Lahore University of Management Sciences (Pakistan)

Abstract

During the current pandemic, misleading information has been spreading along with the pathogen. The availability of different social media outlets and access-enabling tools have amplified their dispersion. In Pakistan, the historical legacy of colonial subjugation contributes to a feeling of mistrust towards modernity and its epistemic expressions in the praxis of science and medicine. This burden of the past creates a conducive environment for the reception of ideas that do not require scientific verifiability or qualifies as a safe medical practice. There is, thus, a cascade of misinformation or contradictory statements on social media which is creating hurdles in implementing effective public-health interventions due to public disinclination to support them. Whilst foregrounding the historical contingency for the receptivity of such information, our project aims to delineate the contours of debates about science, rationality, and medicine that continues to inform the public debate on such a critical issue as Covid-19. In this project, we will study the content of Pakistan-based Covid-19-related tweets with a specific focus on political content, health-related content, risk framing, and rumors. Our argument is that by recognizing the historical imperative of responses to modern science and medicine, characterizations of information/misinformation on social media can be more effectively understood. In other words, it is not simply important to document different types of rumors and misinformation circulating on social media but to explore the reasons for which they come into circulation in the first instance and their resonance in a particular political context.

Principal Investigators

Ali Usman Qasmi

Associate Professor, School of Humanities and Social Sciences, Lahore University of Management Sciences

Bio
Born and raised in Lahore, Ali Usman Qasmi received his formal education from Government College University, Lahore. For his doctoral studies, he worked at the South Asia Institute of Heidelberg University. After completing his PhD in 2009, he was the Newton International Fellow for post-doctoral research at the Royal Holloway College, University of London. He has published extensively in reputed academic journals such as Modern Asian Studies and Journal of Islamic Studies. He is the author of Questioning the Authority of the Past: The Ahl al-Qur’an Movements in the Punjab (2011). His second monograph, The Ahmadis and the Politics of Religious Exclusion in Pakistan (2014), was the recipient of the Karachi Literature Festival (KLF) Peace Prize in 2015. Qasmi has coedited several volumes as well, including Revisioning Iqbal as a Poet and Muslim Political Thinker (2010), The Shi‘a in Modern South Asia: Religion, History, and Politics (2015), and Muslims against the Muslim League: Critiques of the Ideas of Pakistan (2017). Since 2012, Qasmi has been teaching history at the Lahore University of Management Sciences (LUMS) School of Humanities and Social Sciences.

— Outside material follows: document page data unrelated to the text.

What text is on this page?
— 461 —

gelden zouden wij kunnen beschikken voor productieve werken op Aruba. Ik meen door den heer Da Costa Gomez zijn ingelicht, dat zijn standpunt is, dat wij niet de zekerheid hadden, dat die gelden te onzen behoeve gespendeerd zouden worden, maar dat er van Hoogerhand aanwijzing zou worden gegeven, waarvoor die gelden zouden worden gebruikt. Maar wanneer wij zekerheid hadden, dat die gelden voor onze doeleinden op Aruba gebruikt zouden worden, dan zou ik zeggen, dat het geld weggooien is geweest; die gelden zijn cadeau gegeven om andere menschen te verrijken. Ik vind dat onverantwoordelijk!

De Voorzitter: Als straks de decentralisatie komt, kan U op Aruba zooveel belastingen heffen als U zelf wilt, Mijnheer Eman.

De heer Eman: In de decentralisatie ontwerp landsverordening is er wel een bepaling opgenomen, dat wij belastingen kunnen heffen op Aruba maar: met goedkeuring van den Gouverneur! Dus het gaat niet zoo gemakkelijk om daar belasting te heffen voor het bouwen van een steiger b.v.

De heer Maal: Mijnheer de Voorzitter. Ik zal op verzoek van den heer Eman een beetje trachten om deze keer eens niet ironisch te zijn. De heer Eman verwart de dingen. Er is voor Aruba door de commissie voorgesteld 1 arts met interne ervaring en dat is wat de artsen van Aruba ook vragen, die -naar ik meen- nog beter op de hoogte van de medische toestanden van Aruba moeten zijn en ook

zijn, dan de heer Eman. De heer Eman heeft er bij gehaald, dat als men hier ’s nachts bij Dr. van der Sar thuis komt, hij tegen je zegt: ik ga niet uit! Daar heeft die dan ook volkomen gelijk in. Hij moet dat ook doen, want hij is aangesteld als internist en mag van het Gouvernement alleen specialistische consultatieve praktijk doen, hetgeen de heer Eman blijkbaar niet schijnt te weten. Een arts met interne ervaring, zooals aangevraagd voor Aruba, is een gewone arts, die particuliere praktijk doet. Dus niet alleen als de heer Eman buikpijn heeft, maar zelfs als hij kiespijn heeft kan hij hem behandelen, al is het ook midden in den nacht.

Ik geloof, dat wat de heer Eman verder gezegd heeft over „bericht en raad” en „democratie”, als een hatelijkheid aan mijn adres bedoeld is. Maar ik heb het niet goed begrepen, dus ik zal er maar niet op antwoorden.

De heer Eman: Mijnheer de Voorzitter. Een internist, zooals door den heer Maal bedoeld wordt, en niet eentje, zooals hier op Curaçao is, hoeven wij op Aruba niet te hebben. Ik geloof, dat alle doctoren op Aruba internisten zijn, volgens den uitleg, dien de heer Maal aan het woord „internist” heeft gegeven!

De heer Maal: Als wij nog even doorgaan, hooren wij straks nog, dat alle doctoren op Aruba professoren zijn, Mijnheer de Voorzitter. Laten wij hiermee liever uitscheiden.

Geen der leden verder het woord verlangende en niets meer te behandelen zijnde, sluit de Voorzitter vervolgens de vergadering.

He is currently working on a monograph on the ideas of citizenship and belonging in Pakistan.

Nousheen Zaidi

Associate Professor, University of the Punjab

Bio
In 2008 Dr. Nousheen Zaidi received her doctoral degree in biochemistry from Eberhard Karls University, Tubingen, Germany. After completing her PhD training she moved to New York City and started her post-doctoral research at the Albert Einstein College of Medicine. There she worked from 2009 to 2010. In early 2011, Dr. Zaidi joined the Drug Discovery Group, Oncology, Johnson and Johnson (J&J), Belgium as a postdoctoral research associate. At J&J, she worked on a project related to tumor metabolism. In late 2012, Dr. Zaidi moved to Lahore to join the faculty of the Department of Microbiology and Molecular Genetics, Punjab University. Her lab continues to focus on tumor metabolism that has emerged as one of the most exciting and dynamic fields of research for the academic and industrial scientists working in cancer therapeutics. Dr. Zaidi is mainly interested in studying the role of de novo lipid synthesis pathways in cancer cell development, progression, and survival. To study the relative importance of dietary and endogenously synthesized lipids for cancer cell progression is one of the key aims of her ongoing/future projects.